For some of you, you may want to stop reading now because things are about to get very urine focused. I’ve managed to find a lot of humor in my day today, but it may be just too much for some. If you continue reading, know that you’ve been warned.

For those that don’t know, when you’re pregnant you get the pleasure of peeing in a cup each and every time you visit the doctor so that they can make sure you don’t have protein in your urine. I’ve never had a problem with protein in my urine.

Reenter my favorite nurse, Patty. “Come on,” she says. “You’ve got homework.”

She proceeds to walk me down the hallway to the lab in my doctor’s office, where the lab tech (who also knows my face by now) greets me with, “Aren’t you done with me? All that should be left for you is to have a baby! I mean, how far along are you now?” Yes, my friend, I should be done with the lab. But fate would not have it that way. Patty reaches under the sink, pulls out a giant orange jug and affixes a sticker to it. “You’ve been assigned a 24 hour urine test. You’re going to write your name on this sticker, collect all of your urine for a 24 hour period in this jug and then bring it back to the office for us to check.
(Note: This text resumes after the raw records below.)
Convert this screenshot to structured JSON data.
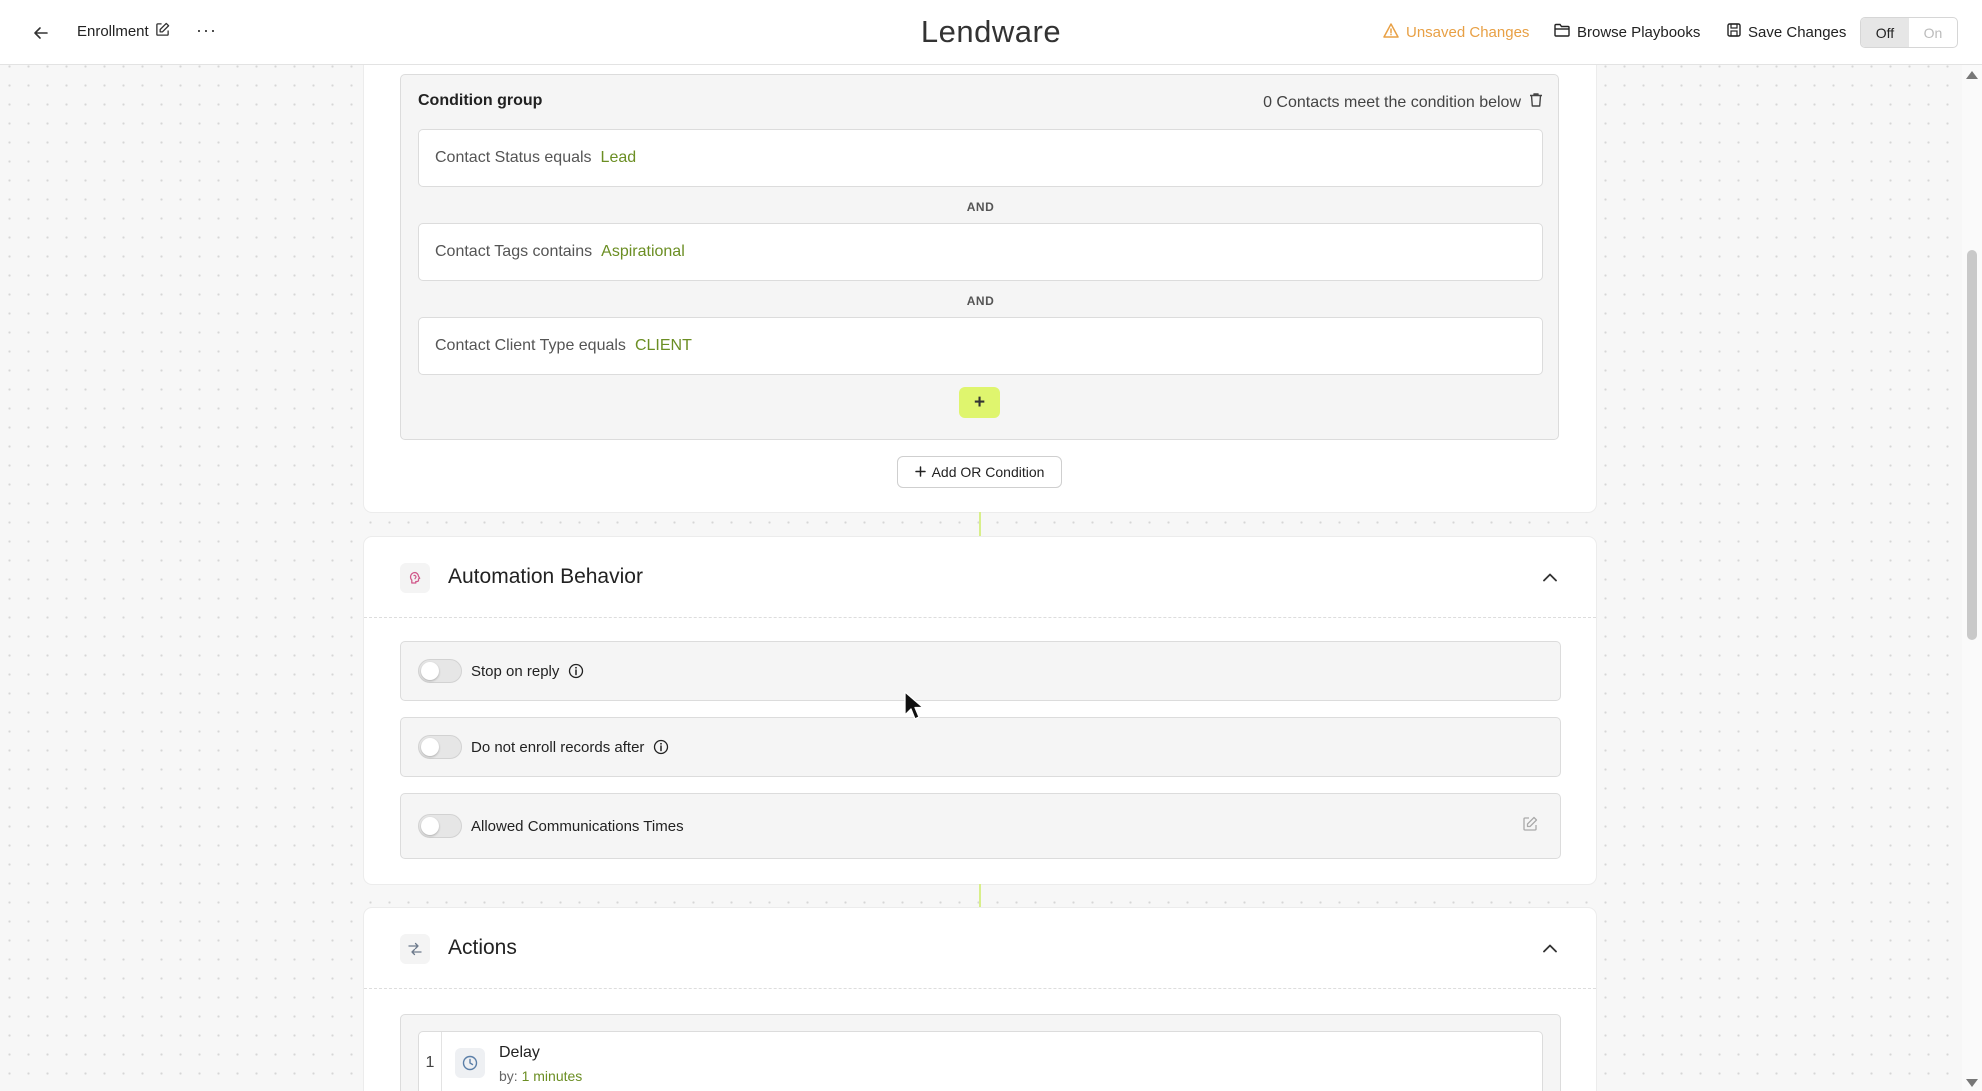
{
  "header": {
    "back_label": "Back",
    "title": "Enrollment",
    "brand": "Lendware",
    "unsaved": "Unsaved Changes",
    "browse": "Browse Playbooks",
    "save": "Save Changes",
    "toggle_off": "Off",
    "toggle_on": "On",
    "toggle_selected": "Off"
  },
  "condition_group": {
    "title": "Condition group",
    "meet_text": "0 Contacts meet the condition below",
    "conditions": [
      {
        "label": "Contact Status equals",
        "value": "Lead"
      },
      {
        "label": "Contact Tags contains",
        "value": "Aspirational"
      },
      {
        "label": "Contact Client Type equals",
        "value": "CLIENT"
      }
    ],
    "and_label": "AND",
    "add_button": "+",
    "add_or_label": "Add OR Condition"
  },
  "automation_behavior": {
    "title": "Automation Behavior",
    "options": [
      {
        "label": "Stop on reply",
        "enabled": false
      },
      {
        "label": "Do not enroll records after",
        "enabled": false
      },
      {
        "label": "Allowed Communications Times",
        "enabled": false
      }
    ]
  },
  "actions": {
    "title": "Actions",
    "items": [
      {
        "index": "1",
        "name": "Delay",
        "by_label": "by:",
        "by_value": "1 minutes"
      }
    ]
  },
  "colors": {
    "accent_green": "#6b8e23",
    "warning_orange": "#e8a045",
    "lime_button": "#dff56e"
  }
}
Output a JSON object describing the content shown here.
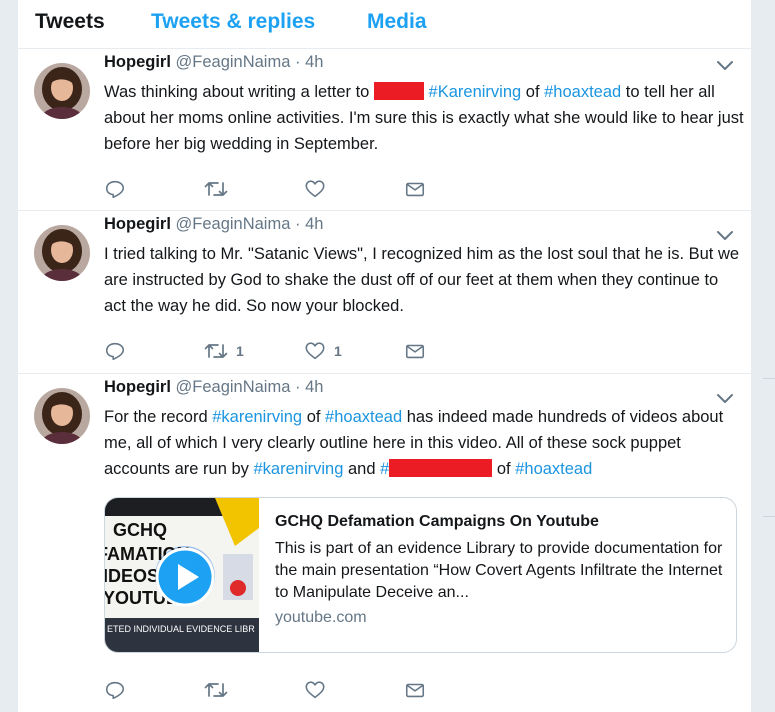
{
  "tabs": [
    "Tweets",
    "Tweets & replies",
    "Media"
  ],
  "tweets": [
    {
      "name": "Hopegirl",
      "handle": "@FeaginNaima",
      "dot": "·",
      "time": "4h",
      "text": {
        "p1": "Was thinking about writing a letter to ",
        "h1": "#Karenirving",
        "p2": " of ",
        "h2": "#hoaxtead",
        "p3": " to tell her all about her moms online activities. I'm sure this is exactly what she would like to hear just before her big wedding in September."
      },
      "retweets": "",
      "likes": ""
    },
    {
      "name": "Hopegirl",
      "handle": "@FeaginNaima",
      "dot": "·",
      "time": "4h",
      "text": "I tried talking to Mr. \"Satanic Views\", I recognized him as the lost soul that he is. But we are instructed by God to shake the dust off of our feet at them when they continue to act the way he did. So now your blocked.",
      "retweets": "1",
      "likes": "1"
    },
    {
      "name": "Hopegirl",
      "handle": "@FeaginNaima",
      "dot": "·",
      "time": "4h",
      "text": {
        "p1": "For the record ",
        "h1": "#karenirving",
        "p2": " of ",
        "h2": "#hoaxtead",
        "p3": " has indeed made hundreds of videos about me, all of which I very clearly outline here in this video. All of these sock puppet accounts are run by ",
        "h3": "#karenirving",
        "p4": " and ",
        "h4": "#",
        "p5": " of ",
        "h5": "#hoaxtead"
      },
      "card": {
        "title": "GCHQ Defamation Campaigns On Youtube",
        "description": "This is part of an evidence Library to provide documentation for the main presentation “How Covert Agents Infiltrate the Internet to Manipulate Deceive an...",
        "domain": "youtube.com",
        "thumb_lines": [
          "GCHQ",
          "FAMATION",
          "IDEOS ON",
          "YOUTUBE"
        ],
        "thumb_footer": "ETED INDIVIDUAL EVIDENCE LIBR"
      },
      "retweets": "",
      "likes": ""
    }
  ],
  "colors": {
    "link": "#1b95e0",
    "tab_active": "#14171a",
    "tab": "#1da1f2",
    "muted": "#657786",
    "redaction": "#ec1c24"
  },
  "icons": [
    "reply-icon",
    "retweet-icon",
    "like-icon",
    "message-icon",
    "chevron-down-icon",
    "play-icon"
  ]
}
You’ll need to schedule a nurse’s appointment to do so.”

Are you having the same reaction I did….if so, right now you’re thinking, “Excuse me? I am being asked to do WHAT?”

I guess the look on my face said it all, because she decided to give me the run down of the situation in a very step-by-step manner with some extra hints for success along the way. Here’s what she said:

1. When you get up tomorrow morning, you’re going to discard your first morning urine. Then from then on you’re going to collect ALL urine from the 24 hour period in this jug. Your life will be much easier if you will go by a drug store and pick up a urine hat to help you.
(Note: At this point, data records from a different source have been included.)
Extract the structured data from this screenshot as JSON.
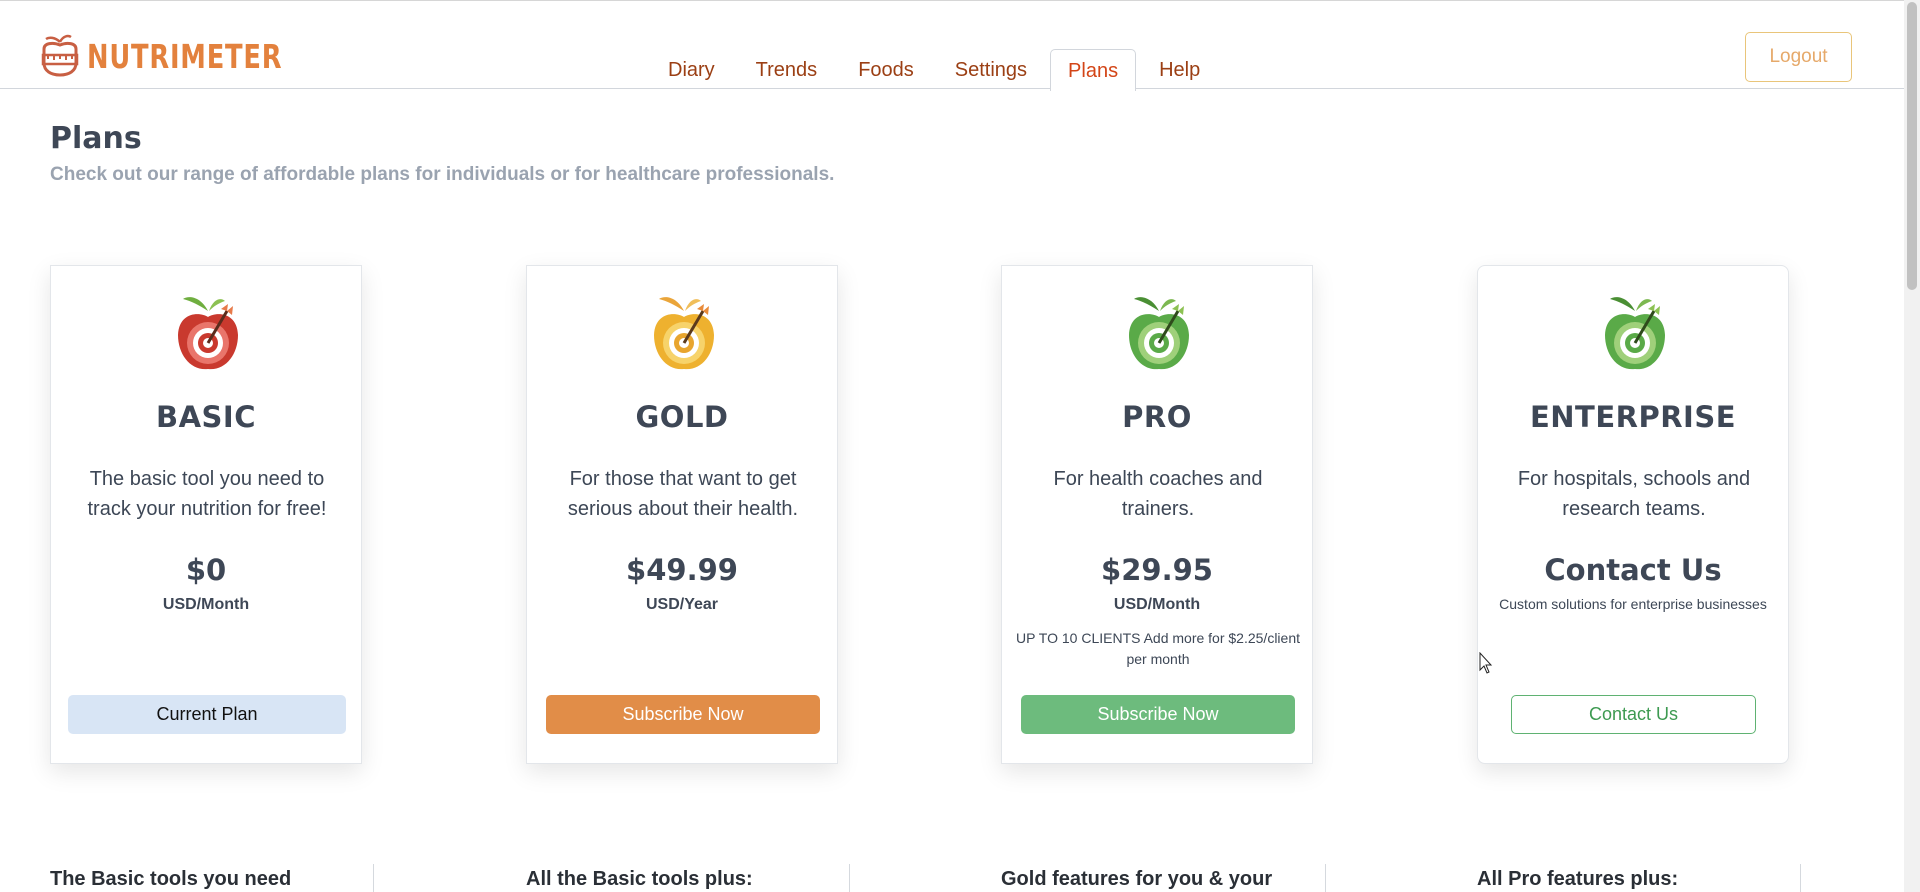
{
  "brand": {
    "name": "NUTRIMETER",
    "logo_icon": "apple-scale-icon"
  },
  "nav": {
    "tabs": [
      {
        "label": "Diary",
        "active": false
      },
      {
        "label": "Trends",
        "active": false
      },
      {
        "label": "Foods",
        "active": false
      },
      {
        "label": "Settings",
        "active": false
      },
      {
        "label": "Plans",
        "active": true
      },
      {
        "label": "Help",
        "active": false
      }
    ],
    "logout_label": "Logout"
  },
  "page": {
    "title": "Plans",
    "subtitle": "Check out our range of affordable plans for individuals or for healthcare professionals."
  },
  "plans": [
    {
      "name": "BASIC",
      "icon": "red-apple-target-icon",
      "color": "#c9392e",
      "description": "The basic tool you need to track your nutrition for free!",
      "price": "$0",
      "period": "USD/Month",
      "button_label": "Current Plan"
    },
    {
      "name": "GOLD",
      "icon": "gold-apple-target-icon",
      "color": "#e8a52e",
      "description": "For those that want to get serious about their health.",
      "price": "$49.99",
      "period": "USD/Year",
      "button_label": "Subscribe Now"
    },
    {
      "name": "PRO",
      "icon": "green-apple-target-icon",
      "color": "#5aaa48",
      "description": "For health coaches and trainers.",
      "price": "$29.95",
      "period": "USD/Month",
      "note": "UP TO 10 CLIENTS Add more for $2.25/client per month",
      "button_label": "Subscribe Now"
    },
    {
      "name": "ENTERPRISE",
      "icon": "green-apple-target-icon",
      "color": "#5aaa48",
      "description": "For hospitals, schools and research teams.",
      "price": "Contact Us",
      "note": "Custom solutions for enterprise businesses",
      "button_label": "Contact Us"
    }
  ],
  "features": [
    "The Basic tools you need",
    "All the Basic tools plus:",
    "Gold features for you & your",
    "All Pro features plus:"
  ]
}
2. You’re going to store the jug in the refrigerator.

3. You’re going to make a nurse’s appointment to come back to see us after your 24 hours are over.
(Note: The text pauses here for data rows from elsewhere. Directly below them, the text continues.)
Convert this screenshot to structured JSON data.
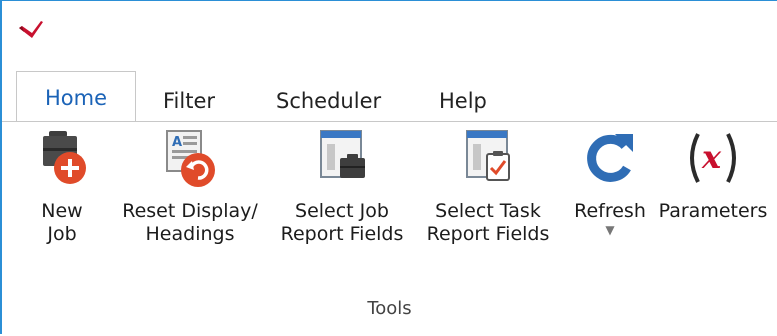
{
  "tabs": [
    {
      "label": "Home",
      "active": true
    },
    {
      "label": "Filter"
    },
    {
      "label": "Scheduler"
    },
    {
      "label": "Help"
    }
  ],
  "ribbon": {
    "buttons": [
      {
        "label": "New\nJob",
        "icon": "new-job-icon"
      },
      {
        "label": "Reset Display/\nHeadings",
        "icon": "reset-display-icon"
      },
      {
        "label": "Select Job\nReport Fields",
        "icon": "select-job-report-fields-icon"
      },
      {
        "label": "Select Task\nReport Fields",
        "icon": "select-task-report-fields-icon"
      },
      {
        "label": "Refresh",
        "icon": "refresh-icon",
        "dropdown": true
      },
      {
        "label": "Parameters",
        "icon": "parameters-icon"
      }
    ],
    "group_label": "Tools"
  },
  "colors": {
    "accent": "#1b63b7",
    "badge_red": "#e04b2a",
    "frame_blue": "#2b8fd6"
  }
}
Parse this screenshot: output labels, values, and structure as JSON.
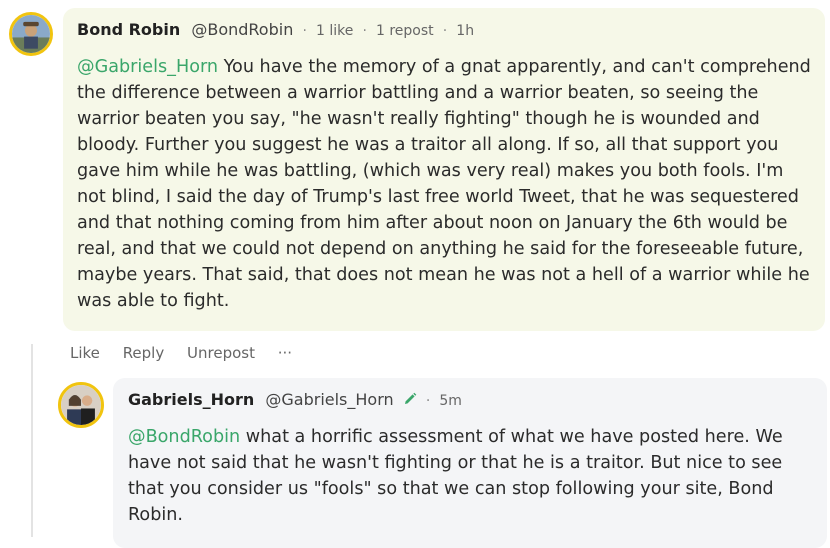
{
  "comment": {
    "author_name": "Bond Robin",
    "author_handle": "@BondRobin",
    "likes": "1 like",
    "reposts": "1 repost",
    "time": "1h",
    "mention": "@Gabriels_Horn",
    "text": " You have the memory of a gnat apparently, and can't comprehend the difference between a warrior battling and a warrior beaten, so seeing the warrior beaten you say, \"he wasn't really fighting\" though he is wounded and bloody. Further you suggest he was a traitor all along. If so, all that support you gave him while he was battling, (which was very real) makes you both fools. I'm not blind, I said the day of Trump's last free world Tweet, that he was sequestered and that nothing coming from him after about noon on January the 6th would be real, and that we could not depend on anything he said for the foreseeable future, maybe years. That said, that does not mean he was not a hell of a warrior while he was able to fight."
  },
  "actions": {
    "like": "Like",
    "reply": "Reply",
    "unrepost": "Unrepost",
    "more": "···"
  },
  "reply": {
    "author_name": "Gabriels_Horn",
    "author_handle": "@Gabriels_Horn",
    "time": "5m",
    "mention": "@BondRobin",
    "text": " what a horrific assessment of what we have posted here. We have not said that he wasn't fighting or that he is a traitor. But nice to see that you consider us \"fools\" so that we can stop following your site, Bond Robin."
  },
  "colors": {
    "mention": "#3aa66a",
    "avatar_border": "#f1c40f",
    "comment_bg": "#f6f8e8",
    "reply_bg": "#f4f5f7"
  },
  "icons": {
    "author_badge": "pencil-icon"
  }
}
Let me tell you what my brain focused on…

1. You mean I have to collect urine at 2AM when I barely know I am awake? And what the heck is a urine hat?

2. I’m putting a jug of urine in my fridge….EW!

3. You mean I have to come back here again this week?!

I took my jug, made my appointment and did what any girl would do…called my mother to complain. My mom was kind enough to remind me that though, yes, I have taken just about every pregnancy related test known to mankind at this point, they have all proven time and time again that Kennedy and I are both healthy and doing just fine. Ah, perspective. She’s so good at that. And I asked her the important questions in life like WHAT THE HECK IS A URINE HAT and WHERE AM I SUPPOSED TO GET ONE?!

Mom talked me off the ledge and sent me to a local drugstore…should you ever need to know, CVS does NOT, in fact, carry urine hats. Now, even after seeing a urine hat (which, for your reference, goes underneath the toilet seat to collect urine), I could not, at first, figure out why in the world it was called a urine hat. Let me assure you, it does NOT go on your head like a hat. It wasn’t until I set it on the sink this morning that it all made sense….

IMG_0787

I sincerely hope you find as much amusement in that picture as I do…

So my 24 hours will be over tomorrow morning at 7:30 and I will be at the doctor shortly after that. When I get there, what do you want to bet that my blood pressure is like 118/75 just to throw everyone off…..

1 comment:

Ben said...

You're a trooper, Ash! Hang in there. Pretty soon you're gonna have that beautiful baby girl and all of this will just be a memory that you can look back at and chuckle. :) You're doing great (and thanks for all the blog updates!!!) Heart you guys!